After starting off relatively slowly, the brand new single from the reunited heavy metal founders, Black Sabbath, becomes a classic-sounding Sabbath tune about six-and-a-half minutes in. The last two minutes or so of this nearly nine minute long song are the most worthwhile.
It is not surprising that “God Is Dead?” sounds nothing like anything off of Heaven & Hell’s The Devil You Know. After all, Dio-era Black Sabbath was an entirely different breed than that of the Ozzy era. Still, this new Sabbath song is great in its own right. It may have taken a few listens to fully appreciate, but it is exciting to hear the metal gods back at it.
One important thing to note is that fans should not approach this song with the expectation of hearing old school Black Sabbath. Keep in mind that it has been 35 years since their last studio album together, 1978’s Never Say Die! Therefore, the musicians themselves are 35 years older. With the exception of studio session drummer Brad Wilk, they are all in their 60’s now. With that said, approach this new song with an open mind and realize that they all sound very aged, especially Ozzy Osbourne.
Another warning is that Rick Rubin produced the new album. For those unaware, Rubin produced Metallica’s Death Magnetic, which was openly criticized for having awful sound quality. In terms of this particular collaboration between Rubin and Black Sabbath, “God Is Dead?” mildly shows the producer’s devotion to muddy sound quality. However, it is nowhere near the muddiness portrayed in Death Magnetic. The sound quality of the remainder of Sabbath’s reunion album has yet to be heard.
Otherwise, this new Sabbath song is definitely worth a listen. Its dark, gloomy tone reverts back to the song that started it all: “Black Sabbath.” The heavy riffs are comparable to “War Pigs.” Once the music speeds up later in the song, a “Paranoid” influence can be heard. If this one song can portray such nostalgic elements, perhaps 13 will be a great comeback for the almighty Black Sabbath. While the lyrics may not be the strongest word combinations, they still contain the dark themes for which Geezer Butler is known.
With Geezer’s dark lyrics, Tony Iommi’s heavy riffs, and Ozzy’s shaky yet satisfying vocals, Black Sabbath seems to be back.
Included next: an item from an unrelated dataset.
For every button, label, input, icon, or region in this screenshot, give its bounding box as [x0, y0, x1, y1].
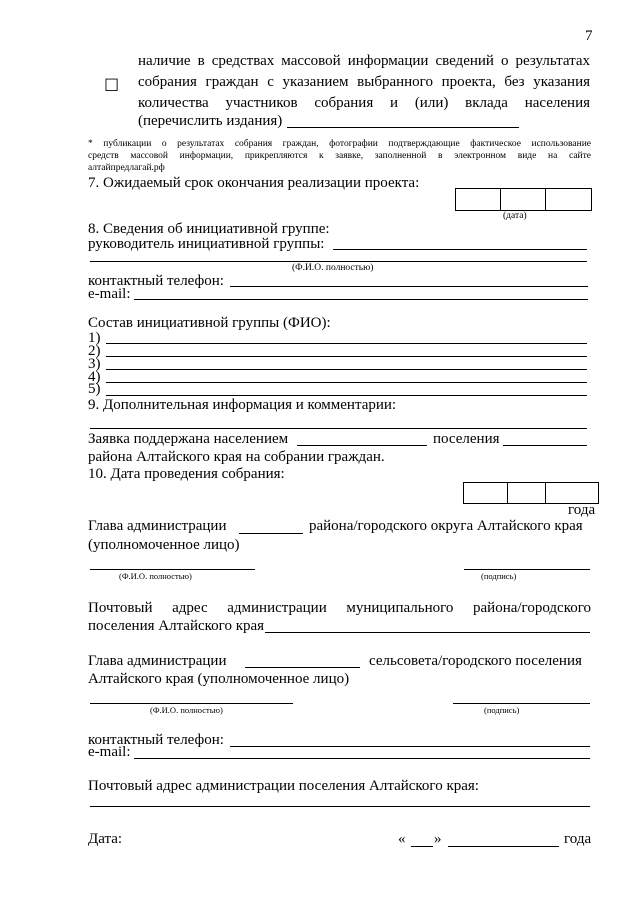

Let’s hope Iommi continues to fight his cancer enough to pass away at an adequately old age. Lastly, the band is set to tour throughout the rest of 2013, beginning with a handful of New Zealand and Australia dates which kick off tomorrow, April 20 in Auckland, New Zealand. On May 12, they will perform at Ozzfest Japan in Tokyo. August will see them in North America before they head to Europe in late November.
Black Sabbath’s reunion album, 13, will be released [in North America] via Vertigo/Republic on June 11, 2013.